As most web users know by now, there are good bots and bad bots crawling the web. The good bots perform useful functions — such as GoogleBot that indexes websites, and Pingdom’s bots that monitor website uptime, availability, and so on. The bad bots, on the other hand, commit a range of illegal activities such as ad fraud, card cracking, content scraping, and much more.
Until a few years ago, bot herders and nefarious players would simply use desktop-class computers as command and control centers to deploy their bots. Then came the IaaS (Infrastructure-as-a-Service) revolution, with internet giants such as Amazon Web Services (AWS) and Microsoft Azure providing affordable, easily deployable and scalable cloud services to anyone who needed them.
In short order, AWS data centers became the largest source of bad bots — to the extent that many webmasters were often (wrongly) advised to block all AWS IP address ranges. However, the increased prevalence of Secure Web Gateways (SWG), corporate data centers, web proxies, and VPNs means that substantial numbers of web users are using data centers as launchpads to the internet. Consequently, traffic from such users is routed through IP addresses allocated to data centers. This corroborates ShieldSquare’s research findings that show that 30 – 40% of traffic from data centers is indeed genuine (based on traffic visiting our customer base across over 70 countries). A recent study that we conducted on spoofed search engine crawlers attacking our customer base showed that Hetzner, a German ISP, hosted over twice the volume of spoofed crawlers as compared to AWS.

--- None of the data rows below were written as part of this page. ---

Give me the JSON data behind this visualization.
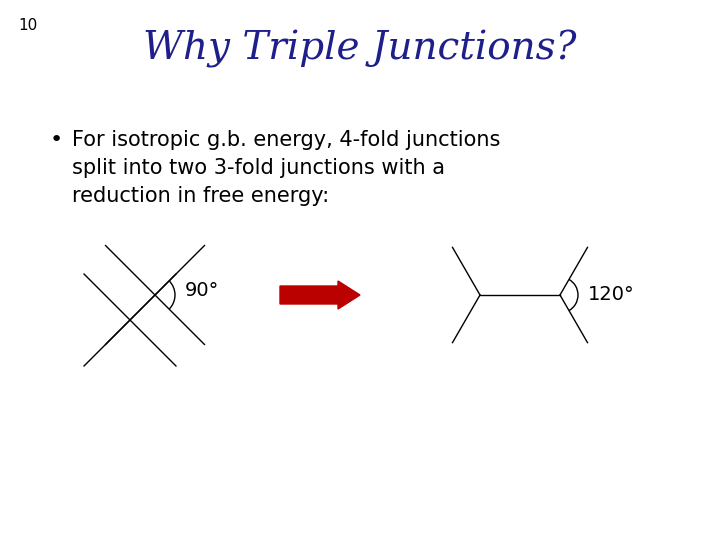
{
  "slide_number": "10",
  "title": "Why Triple Junctions?",
  "title_color": "#1F1F8B",
  "background_color": "#FFFFFF",
  "bullet_text": "For isotropic g.b. energy, 4-fold junctions\nsplit into two 3-fold junctions with a\nreduction in free energy:",
  "label_90": "90°",
  "label_120": "120°",
  "arrow_color": "#BB0000",
  "line_color": "#000000",
  "line_width": 1.0
}
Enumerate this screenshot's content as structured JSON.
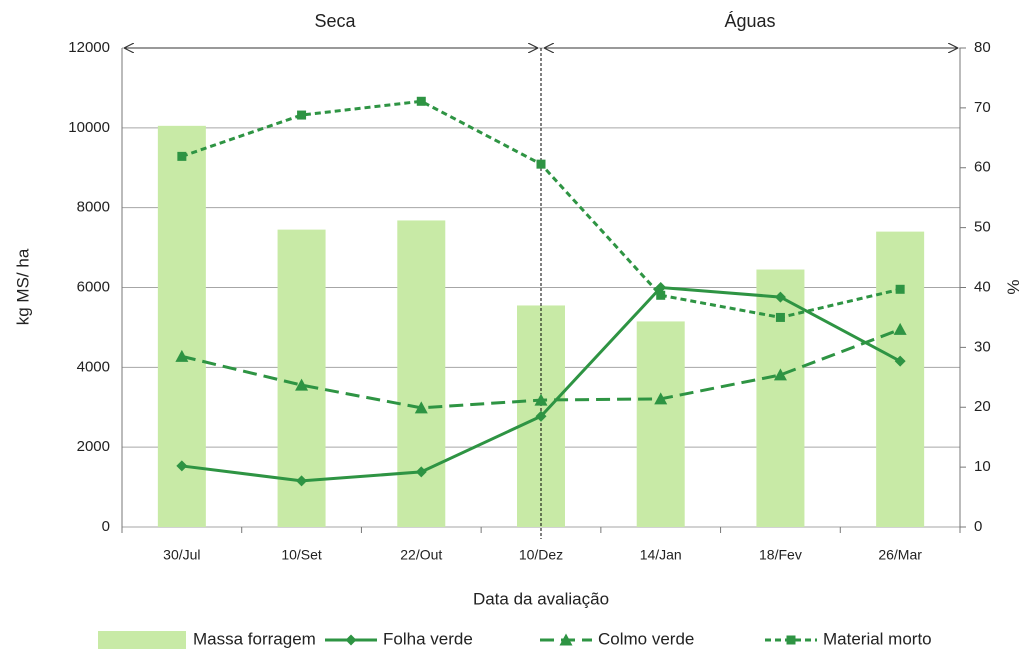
{
  "chart_data": {
    "type": "bar",
    "categories": [
      "30/Jul",
      "10/Set",
      "22/Out",
      "10/Dez",
      "14/Jan",
      "18/Fev",
      "26/Mar"
    ],
    "series": [
      {
        "name": "Massa forragem",
        "type": "bar",
        "color": "#c8eaa6",
        "values": [
          10050,
          7450,
          7680,
          5550,
          5150,
          6450,
          7400
        ]
      },
      {
        "name": "Folha verde",
        "type": "line",
        "axis": "y2",
        "color": "#2e9443",
        "dash": "solid",
        "marker": "diamond",
        "values": [
          10.2,
          7.7,
          9.2,
          18.5,
          40,
          38.4,
          27.7
        ]
      },
      {
        "name": "Colmo verde",
        "type": "line",
        "axis": "y2",
        "color": "#2e9443",
        "dash": "long-dash",
        "marker": "triangle",
        "values": [
          28.5,
          23.7,
          19.9,
          21.2,
          21.4,
          25.4,
          33
        ]
      },
      {
        "name": "Material morto",
        "type": "line",
        "axis": "y2",
        "color": "#2e9443",
        "dash": "short-dash",
        "marker": "square",
        "values": [
          61.9,
          68.8,
          71.1,
          60.6,
          38.7,
          35,
          39.7
        ]
      }
    ],
    "ylabel": "kg MS/ ha",
    "y2label": "%",
    "xlabel": "Data da avaliação",
    "annotations": [
      "Seca",
      "Águas"
    ],
    "ylim": [
      0,
      12000
    ],
    "yticks": [
      0,
      2000,
      4000,
      6000,
      8000,
      10000,
      12000
    ],
    "y2lim": [
      0,
      80
    ],
    "y2ticks": [
      0,
      10,
      20,
      30,
      40,
      50,
      60,
      70,
      80
    ],
    "grid": true,
    "legend": "bottom"
  }
}
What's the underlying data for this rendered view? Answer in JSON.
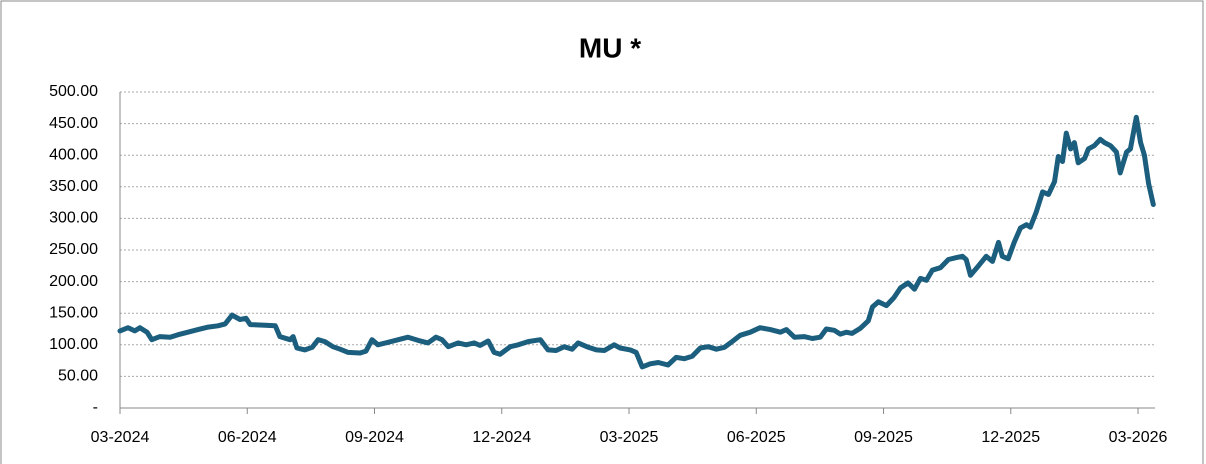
{
  "chart_data": {
    "type": "line",
    "title": "MU *",
    "x": [
      0,
      0.19,
      0.35,
      0.47,
      0.64,
      0.75,
      0.94,
      1.18,
      1.37,
      1.6,
      1.84,
      2.08,
      2.31,
      2.48,
      2.64,
      2.83,
      2.97,
      3.07,
      3.42,
      3.66,
      3.77,
      4.01,
      4.08,
      4.17,
      4.36,
      4.53,
      4.67,
      4.83,
      5.02,
      5.19,
      5.38,
      5.66,
      5.8,
      5.94,
      6.08,
      6.32,
      6.56,
      6.79,
      7.03,
      7.26,
      7.45,
      7.59,
      7.74,
      7.97,
      8.16,
      8.35,
      8.49,
      8.68,
      8.82,
      8.96,
      9.2,
      9.39,
      9.62,
      9.91,
      10.09,
      10.28,
      10.47,
      10.66,
      10.8,
      11.04,
      11.23,
      11.42,
      11.65,
      11.79,
      12.03,
      12.17,
      12.31,
      12.5,
      12.69,
      12.92,
      13.11,
      13.3,
      13.49,
      13.68,
      13.87,
      14.06,
      14.25,
      14.43,
      14.62,
      14.86,
      15.09,
      15.33,
      15.57,
      15.71,
      15.9,
      16.13,
      16.32,
      16.51,
      16.65,
      16.84,
      16.98,
      17.12,
      17.26,
      17.45,
      17.64,
      17.74,
      17.88,
      18.07,
      18.25,
      18.4,
      18.58,
      18.73,
      18.87,
      19.01,
      19.15,
      19.34,
      19.53,
      19.72,
      19.86,
      19.95,
      20.05,
      20.24,
      20.42,
      20.57,
      20.71,
      20.8,
      20.94,
      21.08,
      21.23,
      21.37,
      21.46,
      21.6,
      21.75,
      21.89,
      22.03,
      22.12,
      22.22,
      22.31,
      22.41,
      22.5,
      22.59,
      22.74,
      22.83,
      22.97,
      23.11,
      23.21,
      23.35,
      23.49,
      23.58,
      23.73,
      23.82,
      23.96,
      24.06,
      24.15,
      24.25,
      24.36
    ],
    "series": [
      {
        "name": "MU",
        "color": "#1b5e7e",
        "values": [
          122,
          127,
          122,
          127,
          120,
          108,
          113,
          112,
          116,
          120,
          124,
          128,
          130,
          133,
          147,
          140,
          142,
          132,
          131,
          130,
          113,
          108,
          113,
          95,
          92,
          96,
          108,
          105,
          97,
          93,
          88,
          87,
          90,
          108,
          100,
          104,
          108,
          112,
          107,
          103,
          112,
          108,
          97,
          103,
          100,
          103,
          99,
          106,
          88,
          85,
          97,
          100,
          105,
          108,
          92,
          91,
          97,
          93,
          103,
          96,
          92,
          91,
          100,
          95,
          92,
          88,
          65,
          70,
          72,
          68,
          80,
          78,
          82,
          95,
          97,
          93,
          96,
          105,
          115,
          120,
          127,
          124,
          120,
          124,
          112,
          113,
          110,
          112,
          125,
          123,
          117,
          120,
          118,
          126,
          138,
          160,
          168,
          162,
          175,
          190,
          198,
          188,
          205,
          202,
          218,
          222,
          235,
          238,
          240,
          235,
          210,
          225,
          240,
          232,
          262,
          240,
          236,
          262,
          285,
          290,
          286,
          310,
          342,
          338,
          358,
          398,
          390,
          435,
          410,
          420,
          388,
          395,
          410,
          415,
          425,
          420,
          415,
          405,
          372,
          405,
          410,
          460,
          420,
          400,
          355,
          322
        ]
      }
    ],
    "xlim": [
      0,
      24.4
    ],
    "xticks": [
      {
        "value": 0,
        "label": "03-2024"
      },
      {
        "value": 3,
        "label": "06-2024"
      },
      {
        "value": 6,
        "label": "09-2024"
      },
      {
        "value": 9,
        "label": "12-2024"
      },
      {
        "value": 12,
        "label": "03-2025"
      },
      {
        "value": 15,
        "label": "06-2025"
      },
      {
        "value": 18,
        "label": "09-2025"
      },
      {
        "value": 21,
        "label": "12-2025"
      },
      {
        "value": 24,
        "label": "03-2026"
      }
    ],
    "ylim": [
      0,
      500
    ],
    "yticks": [
      {
        "value": 0,
        "label": "-"
      },
      {
        "value": 50,
        "label": "50.00"
      },
      {
        "value": 100,
        "label": "100.00"
      },
      {
        "value": 150,
        "label": "150.00"
      },
      {
        "value": 200,
        "label": "200.00"
      },
      {
        "value": 250,
        "label": "250.00"
      },
      {
        "value": 300,
        "label": "300.00"
      },
      {
        "value": 350,
        "label": "350.00"
      },
      {
        "value": 400,
        "label": "400.00"
      },
      {
        "value": 450,
        "label": "450.00"
      },
      {
        "value": 500,
        "label": "500.00"
      }
    ],
    "grid": true
  }
}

Clearly, blocking all data center traffic is a counterproductive approach. This poses a conundrum to webmasters who want to allow access to genuine users while blocking cloud-deployed bots from IP ranges known to be used by the biggest data center networks such as AWS and Azure. While nefarious parties do leverage data centers and anonymous proxies to carry out large-scale attacks, blocking all data center traffic could result also block large numbers of genuine visitors using data centers as internet gateways.
It’s certainly a challenge to detect and block the most sophisticated bots that can mimic human behavior and commit ‘low and slow’ attacks. While many bad bots do leverage data centers such as those from AWS, a significant fraction of them also use smartphones and PCs that have been infected with malware or compromised browsers, browser add-ons/ plugins, and apps. Also, the dynamic nature of IP address allocation means that simply blocking datacenter IPs is unwise, as an IP address that was allocated to a bot could be allocated to a genuine user a few minutes later.
Blocking data center traffic from AWS, Azure, and similar ISPs only ends up blocking many real visitors. A far better approach to preventing bot traffic would be to deploy a real-time bot mitigation solution that’s backed by Machine Learning technologies to detect the intent of visitors and accordingly take action. Web users are frustrated enough with having to solve CAPTCHAs and similar Turing tests just to prove that they’re not bots. However, as bot detection technology advances, the need to prove one’s humanity to access a website will hopefully soon become a relic of the past.